Last Tuesday, Energy Minister Mathew Nkhuwa said Zesco’s proposed power tariff hike would be effected without the Cost of Service Study because the power utility was “bleeding”.

He also announced that the fuel pump price would be reviewed following the kwacha’s sharp depreciation, which hit the K15 per dollar mark, Thursday.

Commenting on the looming price increments, Machungwa said these would exacerbate business conditions in the country as the market was not willing to accept a new burdensome cost.

“It’s definitely going to affect the feed prices and even the feed growers; everybody in farming will be affected. First and foremost, we have a situation where we don’t have enough power and the little power that we have has been increased! So, we will have been hit double; first, you can’t produce as much as you want because you can’t get enough water in order to water what you want, then to take it to the market it is now going cost twice what it originally costs you,” Machungwa said in an interview in Lusaka.

“And the market is not yet willing to take the new price hike. So, it’s going to make life very, very difficult! What they should also realize is that it’s also going to cause a very high rate of unemployment because a lot of farmers will not be able to pay their workers. You are working one-third of the time because for 18 to 19 hours, you have no power, power comes back at midnight, at 5am, it’s gone.
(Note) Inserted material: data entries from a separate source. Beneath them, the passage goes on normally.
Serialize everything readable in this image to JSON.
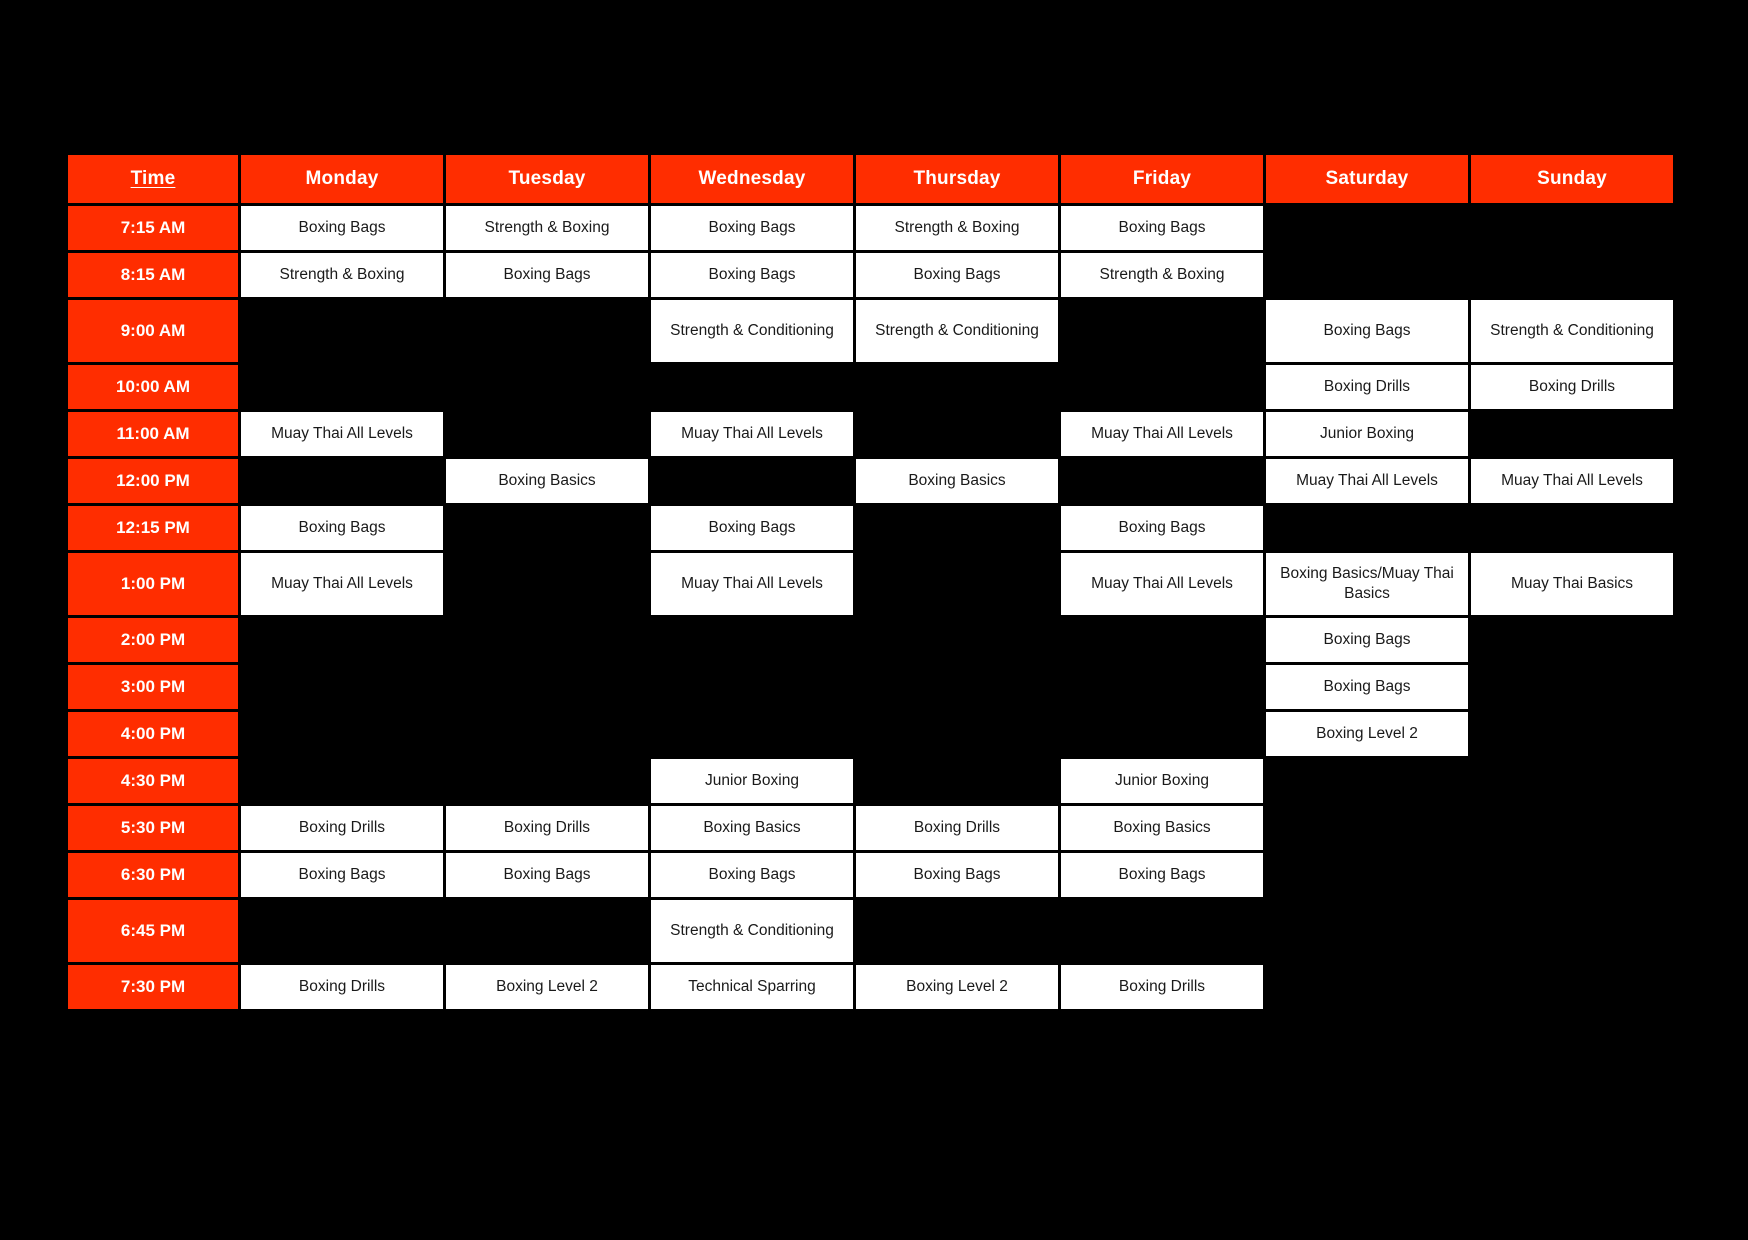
{
  "page": {
    "background_color": "#000000",
    "accent_color": "#FF2D00",
    "cell_color": "#FFFFFF",
    "header_text_color": "#FFFFFF"
  },
  "schedule": {
    "columns": [
      {
        "key": "time",
        "label": "Time",
        "underlined": true
      },
      {
        "key": "monday",
        "label": "Monday"
      },
      {
        "key": "tuesday",
        "label": "Tuesday"
      },
      {
        "key": "wednesday",
        "label": "Wednesday"
      },
      {
        "key": "thursday",
        "label": "Thursday"
      },
      {
        "key": "friday",
        "label": "Friday"
      },
      {
        "key": "saturday",
        "label": "Saturday"
      },
      {
        "key": "sunday",
        "label": "Sunday"
      }
    ],
    "rows": [
      {
        "time": "7:15 AM",
        "tall": false,
        "cells": [
          "Boxing Bags",
          "Strength & Boxing",
          "Boxing Bags",
          "Strength & Boxing",
          "Boxing Bags",
          "",
          ""
        ]
      },
      {
        "time": "8:15 AM",
        "tall": false,
        "cells": [
          "Strength & Boxing",
          "Boxing Bags",
          "Boxing Bags",
          "Boxing Bags",
          "Strength & Boxing",
          "",
          ""
        ]
      },
      {
        "time": "9:00 AM",
        "tall": true,
        "cells": [
          "",
          "",
          "Strength & Conditioning",
          "Strength & Conditioning",
          "",
          "Boxing Bags",
          "Strength & Conditioning"
        ]
      },
      {
        "time": "10:00 AM",
        "tall": false,
        "cells": [
          "",
          "",
          "",
          "",
          "",
          "Boxing Drills",
          "Boxing Drills"
        ]
      },
      {
        "time": "11:00 AM",
        "tall": false,
        "cells": [
          "Muay Thai All Levels",
          "",
          "Muay Thai All Levels",
          "",
          "Muay Thai All Levels",
          "Junior Boxing",
          ""
        ]
      },
      {
        "time": "12:00 PM",
        "tall": false,
        "cells": [
          "",
          "Boxing Basics",
          "",
          "Boxing Basics",
          "",
          "Muay Thai All Levels",
          "Muay Thai All Levels"
        ]
      },
      {
        "time": "12:15 PM",
        "tall": false,
        "cells": [
          "Boxing Bags",
          "",
          "Boxing Bags",
          "",
          "Boxing Bags",
          "",
          ""
        ]
      },
      {
        "time": "1:00 PM",
        "tall": true,
        "cells": [
          "Muay Thai All Levels",
          "",
          "Muay Thai All Levels",
          "",
          "Muay Thai All Levels",
          "Boxing Basics/Muay Thai Basics",
          "Muay Thai Basics"
        ]
      },
      {
        "time": "2:00 PM",
        "tall": false,
        "cells": [
          "",
          "",
          "",
          "",
          "",
          "Boxing Bags",
          ""
        ]
      },
      {
        "time": "3:00 PM",
        "tall": false,
        "cells": [
          "",
          "",
          "",
          "",
          "",
          "Boxing Bags",
          ""
        ]
      },
      {
        "time": "4:00 PM",
        "tall": false,
        "cells": [
          "",
          "",
          "",
          "",
          "",
          "Boxing Level 2",
          ""
        ]
      },
      {
        "time": "4:30 PM",
        "tall": false,
        "cells": [
          "",
          "",
          "Junior Boxing",
          "",
          "Junior Boxing",
          "",
          ""
        ]
      },
      {
        "time": "5:30 PM",
        "tall": false,
        "cells": [
          "Boxing Drills",
          "Boxing Drills",
          "Boxing Basics",
          "Boxing Drills",
          "Boxing Basics",
          "",
          ""
        ]
      },
      {
        "time": "6:30 PM",
        "tall": false,
        "cells": [
          "Boxing Bags",
          "Boxing Bags",
          "Boxing Bags",
          "Boxing Bags",
          "Boxing Bags",
          "",
          ""
        ]
      },
      {
        "time": "6:45 PM",
        "tall": true,
        "cells": [
          "",
          "",
          "Strength & Conditioning",
          "",
          "",
          "",
          ""
        ]
      },
      {
        "time": "7:30 PM",
        "tall": false,
        "cells": [
          "Boxing Drills",
          "Boxing Level 2",
          "Technical Sparring",
          "Boxing Level 2",
          "Boxing Drills",
          "",
          ""
        ]
      }
    ]
  }
}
What are you supposed to do with six hours of power at ungodly hours?”

She predicted a gloomy economic outlook should the electricity and fuel price increments be implemented.

“It’s going to be very difficult to survive! If they think now is good, give them another six months, this place is going to be so difficult to survive in. So, basically, what it is doing, the economy is going to contract because it’s not only going to be the farmers, even the factories are unable to produce at the same rate they have been producing. With the weakening of the kwacha and strengthening of the dollar makes things so difficult to go on. So, I don’t know where they are headed to? I don’t know whether what their economists are doing? What I see is very gloomy future! For me, there seems to be no future at all! There is no light at the end of the tunnel, even the tunnel has been taken,” said Machungwa.